BI revised down Indonesia’s economic growth projection to between 5 and 5.4 percent this year.
ndonesia is planning to roll out monetary easing and fiscal stimulus to cushion the economy from the impact of the Wuhan coronavirus.
Bank Indonesia (BI) cut its benchmark interest rate, the seven-day reverse repo rate, by 25 basis points (bps) to 4.75 percent on Thursday after holding the rate in the last three months. BI Governor Perry Warjiyo said given the economic risks posed by the spread of COVID-19, there was a need to maintain economic growth.
Finance Minister Sri Mulyani Indrawati said Wednesday the government was planning fiscal stimulus through state budget disbursement into productive spending and early incentives to strengthen the domestic economy amid slowdown risks.

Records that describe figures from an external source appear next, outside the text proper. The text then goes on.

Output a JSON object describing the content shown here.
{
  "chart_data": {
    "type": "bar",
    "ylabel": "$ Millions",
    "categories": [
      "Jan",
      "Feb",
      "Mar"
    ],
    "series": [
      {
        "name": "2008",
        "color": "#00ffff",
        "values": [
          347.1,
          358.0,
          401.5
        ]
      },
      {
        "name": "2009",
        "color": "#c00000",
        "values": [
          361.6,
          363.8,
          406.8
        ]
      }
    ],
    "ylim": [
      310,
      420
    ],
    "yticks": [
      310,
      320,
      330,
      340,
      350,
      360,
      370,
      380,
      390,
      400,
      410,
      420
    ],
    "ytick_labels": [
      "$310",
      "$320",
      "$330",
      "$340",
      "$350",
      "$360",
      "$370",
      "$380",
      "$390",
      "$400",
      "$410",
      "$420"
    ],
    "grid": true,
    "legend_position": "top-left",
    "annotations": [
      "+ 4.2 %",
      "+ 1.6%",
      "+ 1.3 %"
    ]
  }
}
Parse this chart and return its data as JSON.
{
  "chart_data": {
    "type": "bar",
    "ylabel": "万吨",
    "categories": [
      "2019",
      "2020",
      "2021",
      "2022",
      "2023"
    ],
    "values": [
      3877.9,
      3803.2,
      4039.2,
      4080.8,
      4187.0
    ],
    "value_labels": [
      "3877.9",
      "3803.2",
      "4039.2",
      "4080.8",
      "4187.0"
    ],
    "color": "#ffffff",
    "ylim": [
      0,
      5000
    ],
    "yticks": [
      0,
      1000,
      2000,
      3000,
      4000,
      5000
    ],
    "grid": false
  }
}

“The COVID-19 spread’s impact on the economy will be V-shaped and we forecast global economic growth to reach 3 percent in 2020 from our earlier projection of 3.1 percent,” Perry said, adding that global growth would pick up to 3.4 percent from BI’s earlier projection of 3.2 percent next year.
Read also: Bank Indonesia cuts rate, revises down growth target amid virus outbreak
BI also revised down Indonesia’s economic growth projection to between 5 and 5.4 percent this year from its earlier projection of between 5.1 and 5.5 percent. The growth would pick up to 5.2 to 5.6 percent in 2021.
“The monetary policy remains accommodative and consistent with the projected inflation rate and is a preemptive measure to maintain the momentum of domestic economic growth amid a stagnated global economic recovery caused by the coronavirus,” he added.